Pressure
Properties of Matter

Pressure and force

Practical Activity for 14-16 PRACTICAL PHYISCS

Class practical

Feeling forces with two nylon syringes of different sizes connected together.

Apparatus and Materials

  • Syringe, nylon, large
  • Syringe, nylon, small
  • Plastic tubing to connect the syringes

Health & Safety and Technical Notes

Read our standard health & safety guidance

If the syringes need to be disconnected, the wrong method is to pull on the plastic tubing. This merely tightens the tubing around the end of the syringe and breakage is likely.
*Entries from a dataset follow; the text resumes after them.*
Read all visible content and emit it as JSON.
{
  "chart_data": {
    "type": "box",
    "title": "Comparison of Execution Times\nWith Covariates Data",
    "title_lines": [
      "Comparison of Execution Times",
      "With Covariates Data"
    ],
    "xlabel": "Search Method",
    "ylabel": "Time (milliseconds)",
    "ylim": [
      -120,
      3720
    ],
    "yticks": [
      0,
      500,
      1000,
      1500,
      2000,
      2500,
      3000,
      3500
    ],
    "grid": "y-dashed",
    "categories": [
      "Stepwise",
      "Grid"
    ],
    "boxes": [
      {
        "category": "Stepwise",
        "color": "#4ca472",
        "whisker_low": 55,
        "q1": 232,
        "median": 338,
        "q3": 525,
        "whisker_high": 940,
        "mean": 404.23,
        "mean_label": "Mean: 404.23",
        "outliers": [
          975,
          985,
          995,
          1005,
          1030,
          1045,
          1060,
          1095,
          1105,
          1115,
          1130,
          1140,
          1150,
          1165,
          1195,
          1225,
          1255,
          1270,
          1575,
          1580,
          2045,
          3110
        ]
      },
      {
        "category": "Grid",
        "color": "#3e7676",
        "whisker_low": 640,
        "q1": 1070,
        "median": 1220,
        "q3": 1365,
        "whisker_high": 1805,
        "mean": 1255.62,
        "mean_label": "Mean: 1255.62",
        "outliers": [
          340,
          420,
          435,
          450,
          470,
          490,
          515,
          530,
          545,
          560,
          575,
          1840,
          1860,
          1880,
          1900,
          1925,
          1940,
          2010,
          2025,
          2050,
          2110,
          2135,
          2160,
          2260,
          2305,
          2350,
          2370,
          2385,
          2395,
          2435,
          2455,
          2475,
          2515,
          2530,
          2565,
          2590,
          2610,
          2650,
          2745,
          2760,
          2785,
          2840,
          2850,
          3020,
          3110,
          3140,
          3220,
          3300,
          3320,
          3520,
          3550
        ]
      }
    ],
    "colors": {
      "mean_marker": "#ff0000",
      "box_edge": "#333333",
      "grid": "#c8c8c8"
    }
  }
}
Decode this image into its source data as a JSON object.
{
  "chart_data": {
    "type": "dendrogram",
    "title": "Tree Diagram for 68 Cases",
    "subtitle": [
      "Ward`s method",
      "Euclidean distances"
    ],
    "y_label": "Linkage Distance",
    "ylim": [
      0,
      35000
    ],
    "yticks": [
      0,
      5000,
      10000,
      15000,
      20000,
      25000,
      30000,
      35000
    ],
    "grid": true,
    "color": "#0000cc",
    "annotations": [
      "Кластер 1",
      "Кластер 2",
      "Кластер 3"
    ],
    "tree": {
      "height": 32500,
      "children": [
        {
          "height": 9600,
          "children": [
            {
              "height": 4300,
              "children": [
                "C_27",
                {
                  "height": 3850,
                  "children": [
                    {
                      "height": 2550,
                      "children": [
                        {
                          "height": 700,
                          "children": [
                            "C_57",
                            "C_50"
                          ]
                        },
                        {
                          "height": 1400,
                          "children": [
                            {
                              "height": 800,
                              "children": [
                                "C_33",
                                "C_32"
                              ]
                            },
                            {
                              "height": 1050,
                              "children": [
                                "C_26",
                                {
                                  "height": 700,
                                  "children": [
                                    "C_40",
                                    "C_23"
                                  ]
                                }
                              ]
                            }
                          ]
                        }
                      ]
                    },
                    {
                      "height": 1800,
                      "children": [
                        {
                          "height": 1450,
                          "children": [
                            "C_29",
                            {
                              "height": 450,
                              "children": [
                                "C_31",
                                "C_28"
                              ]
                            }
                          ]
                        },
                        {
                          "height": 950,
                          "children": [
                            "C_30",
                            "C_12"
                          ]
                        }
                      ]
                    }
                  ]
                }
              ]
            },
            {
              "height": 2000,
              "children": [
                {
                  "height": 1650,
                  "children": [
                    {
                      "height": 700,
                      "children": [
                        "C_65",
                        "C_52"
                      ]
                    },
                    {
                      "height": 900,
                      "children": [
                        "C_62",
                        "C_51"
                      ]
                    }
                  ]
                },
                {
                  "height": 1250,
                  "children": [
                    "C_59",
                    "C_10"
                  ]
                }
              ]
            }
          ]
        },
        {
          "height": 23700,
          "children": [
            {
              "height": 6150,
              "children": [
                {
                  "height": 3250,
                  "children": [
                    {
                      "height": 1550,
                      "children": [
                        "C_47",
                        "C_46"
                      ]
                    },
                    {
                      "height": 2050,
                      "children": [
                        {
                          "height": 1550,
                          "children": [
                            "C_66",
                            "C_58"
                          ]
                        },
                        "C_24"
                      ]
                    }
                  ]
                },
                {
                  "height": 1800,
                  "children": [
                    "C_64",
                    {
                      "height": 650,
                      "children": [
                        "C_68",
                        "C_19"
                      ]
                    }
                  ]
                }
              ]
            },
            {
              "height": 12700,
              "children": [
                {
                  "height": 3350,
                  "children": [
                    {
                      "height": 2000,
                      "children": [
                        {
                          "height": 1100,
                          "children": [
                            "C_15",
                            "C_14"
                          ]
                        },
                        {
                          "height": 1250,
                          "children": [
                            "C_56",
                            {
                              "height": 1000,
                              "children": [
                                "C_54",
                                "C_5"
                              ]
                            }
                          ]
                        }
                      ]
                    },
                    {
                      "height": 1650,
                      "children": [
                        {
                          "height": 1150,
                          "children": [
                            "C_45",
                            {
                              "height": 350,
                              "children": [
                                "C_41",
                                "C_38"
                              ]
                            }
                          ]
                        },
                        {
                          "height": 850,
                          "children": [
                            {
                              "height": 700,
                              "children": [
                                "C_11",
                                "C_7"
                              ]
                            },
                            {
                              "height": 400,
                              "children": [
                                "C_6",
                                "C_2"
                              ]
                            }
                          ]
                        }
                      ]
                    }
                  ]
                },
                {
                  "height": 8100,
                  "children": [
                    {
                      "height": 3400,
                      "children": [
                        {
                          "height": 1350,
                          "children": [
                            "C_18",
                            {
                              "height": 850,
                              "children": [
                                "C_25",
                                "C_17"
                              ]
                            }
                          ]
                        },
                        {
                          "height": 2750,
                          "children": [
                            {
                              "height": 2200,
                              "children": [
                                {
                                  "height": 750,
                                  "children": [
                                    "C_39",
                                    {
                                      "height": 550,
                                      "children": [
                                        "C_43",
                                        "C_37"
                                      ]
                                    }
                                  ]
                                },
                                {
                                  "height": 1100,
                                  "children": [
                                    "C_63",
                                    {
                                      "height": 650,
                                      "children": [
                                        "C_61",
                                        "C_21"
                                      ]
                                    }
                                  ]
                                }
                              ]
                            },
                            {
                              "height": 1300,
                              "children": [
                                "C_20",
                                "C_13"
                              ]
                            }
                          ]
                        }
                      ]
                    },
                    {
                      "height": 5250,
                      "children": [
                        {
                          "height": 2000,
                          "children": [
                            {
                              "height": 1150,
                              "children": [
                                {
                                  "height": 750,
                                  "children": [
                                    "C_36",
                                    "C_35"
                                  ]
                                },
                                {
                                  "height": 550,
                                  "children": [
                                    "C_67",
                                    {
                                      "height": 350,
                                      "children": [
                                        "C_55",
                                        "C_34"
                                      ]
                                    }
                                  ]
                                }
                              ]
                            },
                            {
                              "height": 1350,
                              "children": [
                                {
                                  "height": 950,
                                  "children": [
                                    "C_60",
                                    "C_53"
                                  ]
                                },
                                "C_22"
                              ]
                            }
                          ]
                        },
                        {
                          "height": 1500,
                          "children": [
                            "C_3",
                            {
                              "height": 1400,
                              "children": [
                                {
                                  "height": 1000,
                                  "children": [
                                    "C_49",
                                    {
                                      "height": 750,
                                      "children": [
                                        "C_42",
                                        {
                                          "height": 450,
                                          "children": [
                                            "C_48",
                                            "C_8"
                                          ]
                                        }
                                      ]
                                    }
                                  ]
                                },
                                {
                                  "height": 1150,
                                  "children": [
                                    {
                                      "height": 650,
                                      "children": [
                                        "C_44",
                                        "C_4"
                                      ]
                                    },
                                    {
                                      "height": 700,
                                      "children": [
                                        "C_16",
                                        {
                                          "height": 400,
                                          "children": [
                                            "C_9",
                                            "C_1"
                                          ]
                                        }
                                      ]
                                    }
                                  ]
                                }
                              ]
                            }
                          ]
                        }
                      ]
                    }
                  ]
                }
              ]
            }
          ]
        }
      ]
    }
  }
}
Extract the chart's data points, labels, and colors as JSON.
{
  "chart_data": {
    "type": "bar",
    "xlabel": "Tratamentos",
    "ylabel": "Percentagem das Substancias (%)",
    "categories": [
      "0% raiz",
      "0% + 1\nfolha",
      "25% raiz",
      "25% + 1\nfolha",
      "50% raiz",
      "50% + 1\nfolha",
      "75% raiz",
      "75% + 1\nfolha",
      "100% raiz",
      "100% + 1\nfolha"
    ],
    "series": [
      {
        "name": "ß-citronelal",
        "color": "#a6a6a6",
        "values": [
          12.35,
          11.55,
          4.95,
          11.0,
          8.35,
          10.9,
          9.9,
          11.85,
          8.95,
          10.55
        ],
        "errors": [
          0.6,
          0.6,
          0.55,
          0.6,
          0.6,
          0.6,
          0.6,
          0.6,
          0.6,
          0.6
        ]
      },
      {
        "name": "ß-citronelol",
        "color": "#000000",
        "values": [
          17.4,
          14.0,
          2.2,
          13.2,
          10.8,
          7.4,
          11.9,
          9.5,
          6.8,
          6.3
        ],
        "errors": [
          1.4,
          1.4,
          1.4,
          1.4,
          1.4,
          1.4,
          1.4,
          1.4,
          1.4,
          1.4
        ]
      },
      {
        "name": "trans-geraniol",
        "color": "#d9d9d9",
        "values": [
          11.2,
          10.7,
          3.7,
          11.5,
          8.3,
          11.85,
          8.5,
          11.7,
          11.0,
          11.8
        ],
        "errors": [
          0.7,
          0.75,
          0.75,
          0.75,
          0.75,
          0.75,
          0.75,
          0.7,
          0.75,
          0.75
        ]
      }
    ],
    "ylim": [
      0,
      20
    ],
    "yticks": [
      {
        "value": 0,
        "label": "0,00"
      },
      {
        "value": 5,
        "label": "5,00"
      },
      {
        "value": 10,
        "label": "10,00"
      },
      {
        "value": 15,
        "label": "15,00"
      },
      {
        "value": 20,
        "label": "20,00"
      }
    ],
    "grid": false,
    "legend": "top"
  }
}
The correct method is to push the tubing towards the syringe and it will come apart easily.

Procedure

  1. Fill the syringes and connecting tube with water.
  2. One student holds one syringe, while another student holds the other. They try pushing water to and fro.
  3. Change over so that the one who had the larger syringe now has the smaller one.
  4. Hold both syringes so that you can feel how the forces differ.

Teaching Notes

  • The syringes can be air filled or water filled.
  • One student should try pushing the in-going piston while another feels the out-going piston pushing out.
  • The two syringes have different areas of cross section but students will not know about the difference of force between the two until they take both syringes into their own hands and feel what happens. Bigger forces acting over bigger areas create the same pressure as a small force on a small area. This is the principle of the hydraulic press.
  • Simple numerical examples are now needed to reinforce the discussions that pressure is equal to force/area. For example:
    • A mass of 2 kg in the earth's gravitational field of 10 N/kg will have a force on it of 20 N. It will create a pressure on an area of 4 m 2 of 5 N/m 2
    • - if the pressure is 40 N/m 2 then the force on 2 m 2 would be 80 N.